From the director of The Notebook, a sensitive, female-skewing all-timer of a love story, comes God Is A Bullet, in which every woman onscreen gets repeatedly punched, kicked, sometimes raped, or murdered by a shotgun blast. They’re not the only ones—ample shotgun shells and throat slashings rain down on the cartoonishly grotesque Satanists with upside-down crosses and “666” tattooed on their heads. Nick Cassavetes, who also wrote the script based on a novel by Boston Teran, seems to be trying to make his David Fincher movie, but he falls closer to S. Craig Zahler territory. Stretched out over two-and-a-half hours, this Death Wish-style revenge trip, which the pseudonymous author Teran dubiously claims is based on his life experience, stretches both the premise and the gratuitous nastiness too thin.

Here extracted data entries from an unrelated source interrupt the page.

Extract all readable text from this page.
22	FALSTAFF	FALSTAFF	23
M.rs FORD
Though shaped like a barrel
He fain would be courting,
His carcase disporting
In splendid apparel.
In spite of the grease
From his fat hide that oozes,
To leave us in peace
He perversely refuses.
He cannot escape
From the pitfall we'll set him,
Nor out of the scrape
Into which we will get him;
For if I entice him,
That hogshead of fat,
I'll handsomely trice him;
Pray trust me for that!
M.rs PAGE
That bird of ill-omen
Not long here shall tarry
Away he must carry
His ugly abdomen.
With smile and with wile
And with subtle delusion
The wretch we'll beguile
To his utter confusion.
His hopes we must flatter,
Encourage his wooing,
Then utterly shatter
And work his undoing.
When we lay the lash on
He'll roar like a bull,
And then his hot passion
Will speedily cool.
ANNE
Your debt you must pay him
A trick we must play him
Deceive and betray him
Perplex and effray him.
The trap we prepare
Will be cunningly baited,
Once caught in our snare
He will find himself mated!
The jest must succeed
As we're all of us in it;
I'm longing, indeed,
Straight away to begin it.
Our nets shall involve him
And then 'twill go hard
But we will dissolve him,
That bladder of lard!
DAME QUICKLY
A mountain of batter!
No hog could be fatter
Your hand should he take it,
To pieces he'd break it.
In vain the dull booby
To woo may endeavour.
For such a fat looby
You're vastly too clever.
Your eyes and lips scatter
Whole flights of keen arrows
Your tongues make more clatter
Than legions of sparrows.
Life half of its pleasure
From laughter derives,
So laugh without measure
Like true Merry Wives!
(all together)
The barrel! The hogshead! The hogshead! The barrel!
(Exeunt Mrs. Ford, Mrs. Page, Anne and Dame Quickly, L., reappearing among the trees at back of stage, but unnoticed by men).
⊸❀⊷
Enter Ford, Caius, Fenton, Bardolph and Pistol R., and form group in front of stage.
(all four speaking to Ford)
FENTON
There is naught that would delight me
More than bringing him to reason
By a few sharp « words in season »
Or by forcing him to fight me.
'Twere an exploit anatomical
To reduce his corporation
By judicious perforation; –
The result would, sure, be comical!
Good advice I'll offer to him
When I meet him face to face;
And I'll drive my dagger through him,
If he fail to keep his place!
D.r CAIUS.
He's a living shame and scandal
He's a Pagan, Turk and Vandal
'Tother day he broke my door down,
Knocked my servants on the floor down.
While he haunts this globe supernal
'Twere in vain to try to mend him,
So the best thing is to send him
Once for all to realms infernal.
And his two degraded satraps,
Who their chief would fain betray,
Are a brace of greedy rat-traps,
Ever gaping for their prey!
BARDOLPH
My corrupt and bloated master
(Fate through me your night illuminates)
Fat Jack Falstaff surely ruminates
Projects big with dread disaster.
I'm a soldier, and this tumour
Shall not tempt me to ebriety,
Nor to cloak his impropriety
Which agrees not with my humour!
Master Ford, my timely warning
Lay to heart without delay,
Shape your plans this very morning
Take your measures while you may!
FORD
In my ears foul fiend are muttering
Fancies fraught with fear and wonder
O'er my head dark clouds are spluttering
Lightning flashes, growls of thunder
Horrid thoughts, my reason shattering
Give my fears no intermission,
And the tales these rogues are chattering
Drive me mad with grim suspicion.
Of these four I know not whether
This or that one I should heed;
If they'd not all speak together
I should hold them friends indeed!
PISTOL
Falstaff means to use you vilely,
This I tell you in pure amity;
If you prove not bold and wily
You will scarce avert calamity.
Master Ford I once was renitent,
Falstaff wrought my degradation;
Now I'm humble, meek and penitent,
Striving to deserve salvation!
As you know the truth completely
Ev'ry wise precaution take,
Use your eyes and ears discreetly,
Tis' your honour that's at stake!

There’s nothing inherently wrong with stories that go this dark and dirty. Relentlessly grim and brutal movies like The Painted Bird and Irreversible, while divisive, are masterpieces of their type. Cassavetes, unlike his father, is not a person who excels at art movies, however. His instincts are much more commercial, but he seems to have abandoned many of them to make God Is A Bullet, without adding much to compensate except horror-movie levels of violence. Were this made as actual horror, that might work. Indeed, the first few times its characters get brutalized to the point of spitting out a tooth, it’s undeniably potent. But after a while, the full body tattoos and rattlesnake bites healing in a single day try one’s patience. Revenge thrillers should be lean and mean, unless they have more plot than “guy goes to find bad guys, finds them, gets revenge.”
Someone like Zahler, who more gleefully revels in this stuff, might have cast a Jeff Bridges or Nicolas Cage in the lead role of Bob Hightower, a desk detective and faithful Christian who gets in over his head when his ex-wife is raped and murdered, and his daughter abducted. Instead, Cassavetes gets Nikolaj Coster-Waldau (Game Of Thrones), who has the same problem Stephen King had with Jack Nicholson in The Shining. Showing up onscreen unshaven and intense, he already seems like a man fallen. Plus, we barely see any interaction with his daughter or ex before they’re taken offscreen. We know Coster-Waldau can play dark, but we’ve rarely seen him play normal to contrast it.